Feb 2021
Jacqui Lewis - BHSc Nutritional and Dietetic Medicine

Carbs for Supporting Healthy Weight Management

Carbohydrates-rich food like pasta

There’s a lot of talk about carbohydrates or “carbs”.

Each week the jury takes another twist on what we should do with them.

Eat them, don’t eat them, just eat some of them

Carbs essentially enter the body from our food, and get turned in to glucose for energy - our brain LOVES to run on glucose - and so do our muscles. But do our waistlines? Can you include carbs as part of a weight-loss/management plan?

And if you can - how do we do it?

1. How do I choose foods with Carbohydrates? 

Healthy” or Helpful carbs are those which tick the boxes as follows:

- Nutrient-dense
- High fibre content
- Low in added sugar
- Low in added fats and sugars

There are plenty of options to meet these criteria and they can be found in fruit, vegetables, dairy, and whole grains

2. When I am managing my weight, how much can I have? 

The nutrition panel on any food you buy will guide you.

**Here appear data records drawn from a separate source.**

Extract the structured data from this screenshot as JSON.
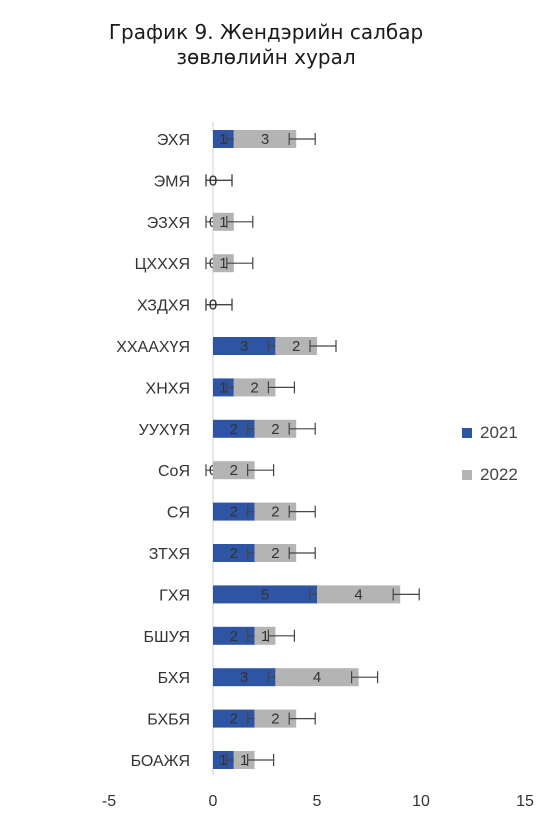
{
  "chart_data": {
    "type": "bar",
    "orientation": "horizontal",
    "stacked": true,
    "title": "График 9. Жендэрийн салбар зөвлөлийн хурал",
    "title_lines": [
      "График 9. Жендэрийн салбар",
      "зөвлөлийн хурал"
    ],
    "categories": [
      "ЭХЯ",
      "ЭМЯ",
      "ЭЗХЯ",
      "ЦХХХЯ",
      "ХЗДХЯ",
      "ХХААХҮЯ",
      "ХНХЯ",
      "УУХҮЯ",
      "СоЯ",
      "СЯ",
      "ЗТХЯ",
      "ГХЯ",
      "БШУЯ",
      "БХЯ",
      "БХБЯ",
      "БОАЖЯ"
    ],
    "series": [
      {
        "name": "2021",
        "color": "#2e54a4",
        "values": [
          1,
          0,
          0,
          0,
          0,
          3,
          1,
          2,
          0,
          2,
          2,
          5,
          2,
          3,
          2,
          1
        ]
      },
      {
        "name": "2022",
        "color": "#b4b4b4",
        "values": [
          3,
          0,
          1,
          1,
          0,
          2,
          2,
          2,
          2,
          2,
          2,
          4,
          1,
          4,
          2,
          1
        ]
      }
    ],
    "xlim": [
      -5,
      15
    ],
    "xticks": [
      "-5",
      "0",
      "5",
      "10",
      "15"
    ],
    "error_bars": true,
    "legend_position": "right"
  }
}
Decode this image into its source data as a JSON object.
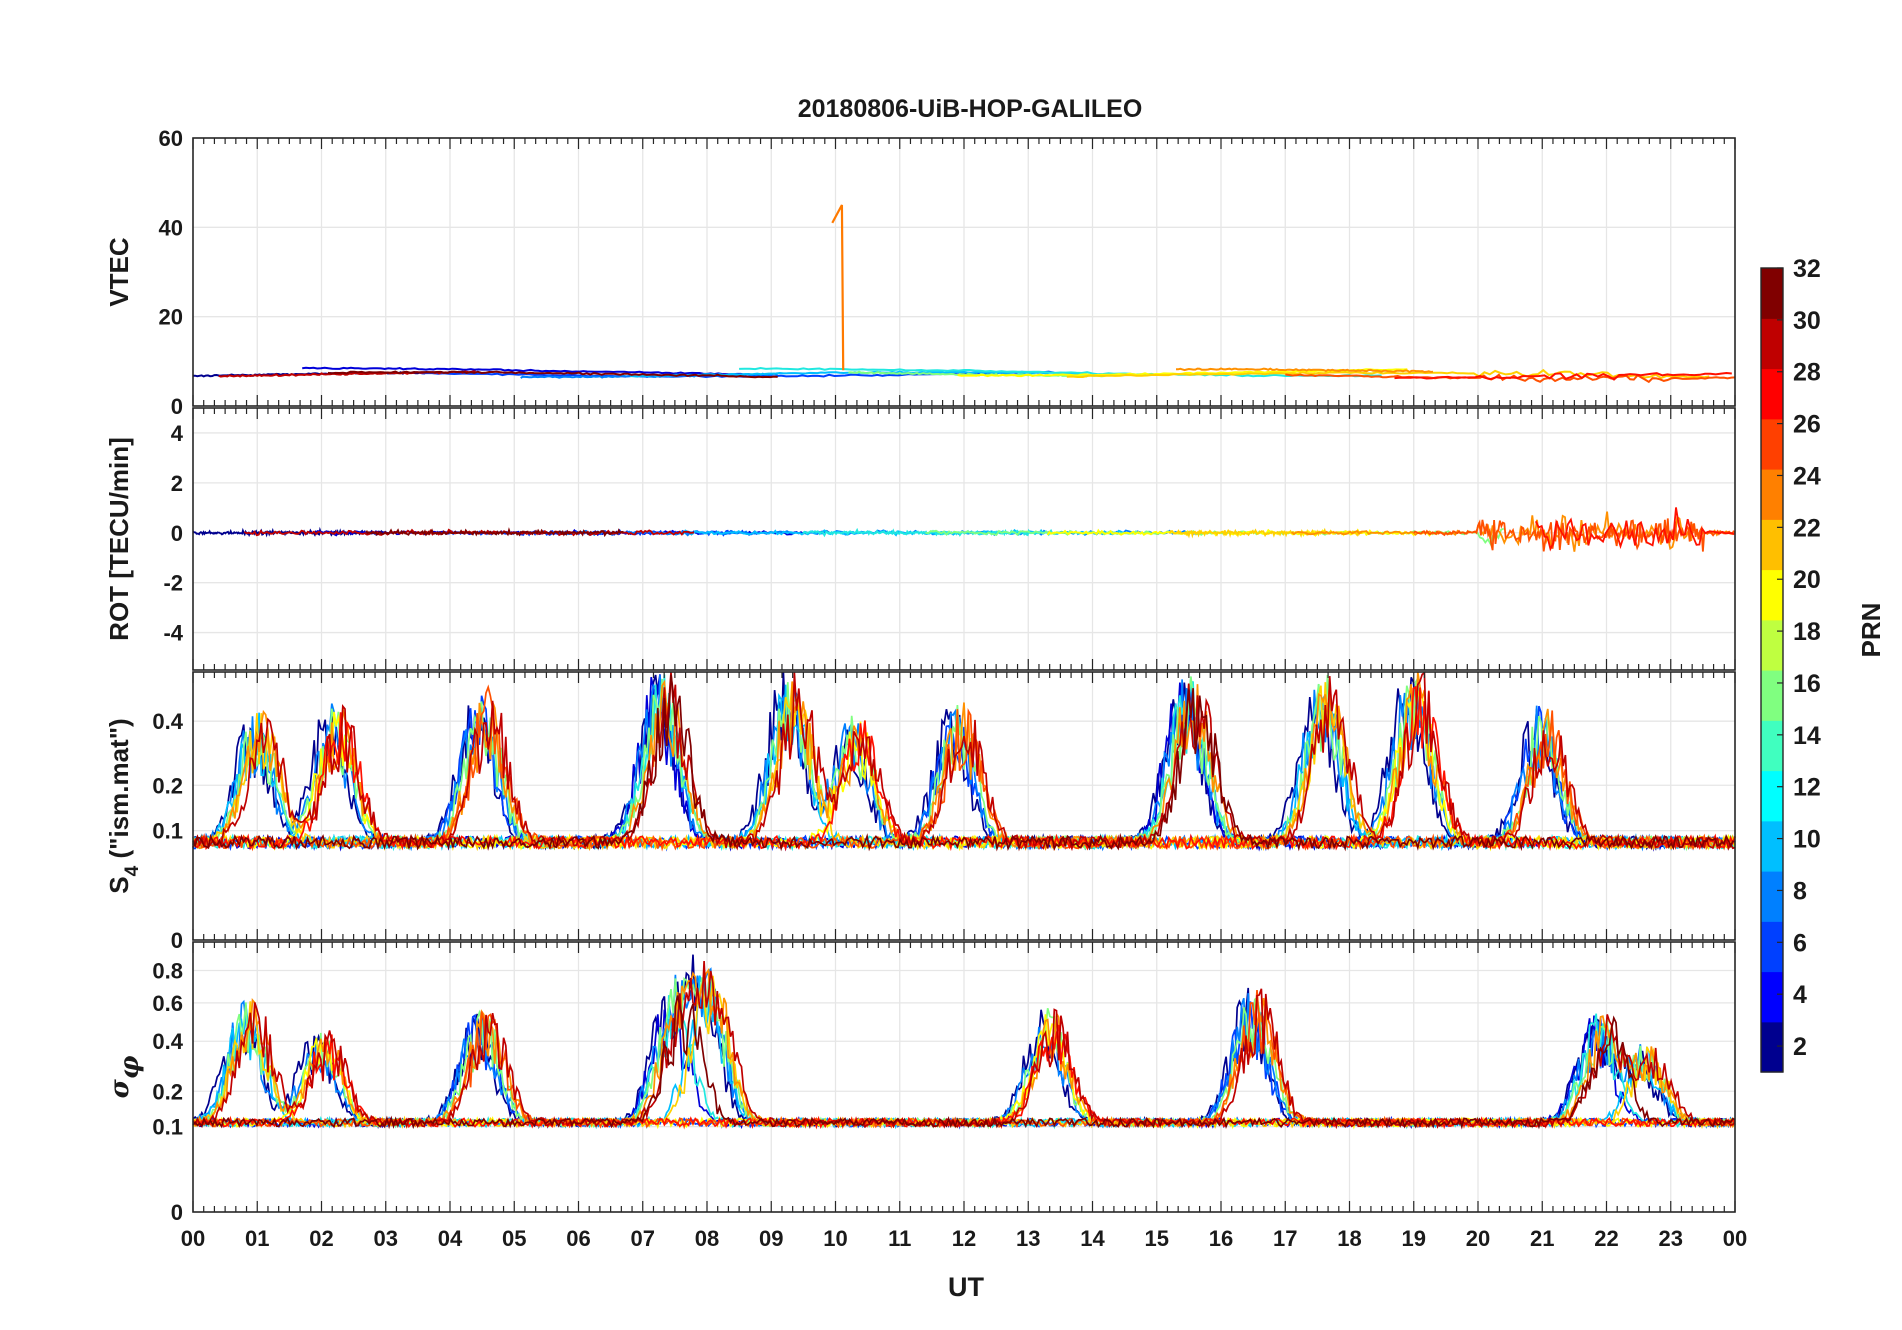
{
  "chart_data": {
    "type": "line",
    "title": "20180806-UiB-HOP-GALILEO",
    "xlabel": "UT",
    "x_ticks": [
      "00",
      "01",
      "02",
      "03",
      "04",
      "05",
      "06",
      "07",
      "08",
      "09",
      "10",
      "11",
      "12",
      "13",
      "14",
      "15",
      "16",
      "17",
      "18",
      "19",
      "20",
      "21",
      "22",
      "23",
      "00"
    ],
    "xlim": [
      0,
      24
    ],
    "grid": true,
    "colorbar": {
      "label": "PRN",
      "range": [
        1,
        32
      ],
      "ticks": [
        2,
        4,
        6,
        8,
        10,
        12,
        14,
        16,
        18,
        20,
        22,
        24,
        26,
        28,
        30,
        32
      ],
      "colormap": "jet",
      "placement": "right"
    },
    "panels": [
      {
        "id": "vtec",
        "ylabel": "VTEC",
        "ylim": [
          0,
          60
        ],
        "y_ticks": [
          0,
          20,
          40,
          60
        ],
        "y_tick_labels": [
          "0",
          "20",
          "40",
          "60"
        ],
        "baseline": 7,
        "spike": {
          "x": 10.1,
          "y": 45
        }
      },
      {
        "id": "rot",
        "ylabel": "ROT [TECU/min]",
        "ylim": [
          -5.5,
          5
        ],
        "y_ticks": [
          -4,
          -2,
          0,
          2,
          4
        ],
        "y_tick_labels": [
          "-4",
          "-2",
          "0",
          "2",
          "4"
        ],
        "active_window_ut": [
          20,
          23.5
        ]
      },
      {
        "id": "s4",
        "ylabel": "S4 (\"ism.mat\")",
        "ylabel_main": "S",
        "ylabel_sub": "4",
        "ylabel_rest": " (\"ism.mat\")",
        "ylim": [
          0,
          0.6
        ],
        "scale": "sqrt",
        "y_ticks": [
          0,
          0.1,
          0.2,
          0.4
        ],
        "y_tick_labels": [
          "0",
          "0.1",
          "0.2",
          "0.4"
        ],
        "peaks": [
          {
            "ut": 0.9,
            "value": 0.44
          },
          {
            "ut": 2.1,
            "value": 0.46
          },
          {
            "ut": 4.4,
            "value": 0.52
          },
          {
            "ut": 7.2,
            "value": 0.6
          },
          {
            "ut": 9.2,
            "value": 0.6
          },
          {
            "ut": 10.2,
            "value": 0.42
          },
          {
            "ut": 11.8,
            "value": 0.47
          },
          {
            "ut": 15.4,
            "value": 0.6
          },
          {
            "ut": 17.5,
            "value": 0.6
          },
          {
            "ut": 18.9,
            "value": 0.6
          },
          {
            "ut": 20.9,
            "value": 0.45
          }
        ]
      },
      {
        "id": "sigma_phi",
        "ylabel": "σφ",
        "ylabel_main": "σ",
        "ylabel_sub": "φ",
        "ylim": [
          0,
          1
        ],
        "scale": "sqrt",
        "y_ticks": [
          0,
          0.1,
          0.2,
          0.4,
          0.6,
          0.8
        ],
        "y_tick_labels": [
          "0",
          "0.1",
          "0.2",
          "0.4",
          "0.6",
          "0.8"
        ],
        "peaks": [
          {
            "ut": 0.75,
            "value": 0.62
          },
          {
            "ut": 1.9,
            "value": 0.45
          },
          {
            "ut": 4.4,
            "value": 0.58
          },
          {
            "ut": 7.4,
            "value": 0.69
          },
          {
            "ut": 7.9,
            "value": 0.84
          },
          {
            "ut": 13.2,
            "value": 0.57
          },
          {
            "ut": 16.4,
            "value": 0.69
          },
          {
            "ut": 21.8,
            "value": 0.54
          },
          {
            "ut": 22.5,
            "value": 0.38
          }
        ]
      }
    ],
    "series_colors": [
      "#00008f",
      "#0000d9",
      "#0040ff",
      "#0080ff",
      "#00bfff",
      "#20e8e0",
      "#80ff80",
      "#ffff00",
      "#ffd000",
      "#ff9000",
      "#ff5000",
      "#ff1000",
      "#c00000",
      "#800000"
    ]
  }
}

This panel has to provide an indication of the carb content of the food per serve, and per 100g of the food inside. Look for Carb content - and then look for “added” carbs - this is the added sugar - if this number is high, you know you’re just eating sugar not “food” and it's a good idea to step away!   

Complex carbs are your best option - and you generally won’t find them in anything outside of the fruit and veg department or from whole grain bread, crackers, rice and flours.

3. Your needs for carbs will vary depending on your activity level on any given day. 

The more you move, the more carbs you can afford to have.

Ask your practitioner for a guide on how many grams of carbs you can have on a “Gym day” as opposed to a day you don't plan to exercise of demand much from your body. 

4. How many carbs should I eat at each meal? 

There is no general number that applies to everyone on how many carbs should you take each meal because we are all different, deal with carbs differently and have different levels of demand. This can be calculated based on your weight, activity and your age etc.

However, when looking at weight loss or management sticking to a low GI eating pattern will help to keep blood sugars regulated, and will avoid sudden spikes that require the release of insulin to stabilise your blood sugars. Insulin is the enemy of using fat for energy!

So - this is why we avoid simple carbs from drinks, cakes, biscuits, white pasta and bread and rice when we have our heart set on weight loss.

These refined carbs drive insulin levels up - making us HUNGRY - and increase cravings, as well as lock our fat stores away and throw away the key! 

The overall effect of making poor food choices generally leads to a diet higher in simple/ refined carbs. The effect? slow weight loss, if any, increased appetite and an overall increase in caloric consumption of up to 80% each day!

It's been found that people who consume a protein-rich breakfast (Bacon, eggs and fruit for example) compared to those who ate grain-based carb-loaded breakfast (cereal and skim milk for example) consumed 80% fewer calories over the course of the day.

Here are 3 simple rules to live by:

1. Start the day with protein
2. Start every meal with a few bites of protein
3. Eliminate refined carbs and added sugars.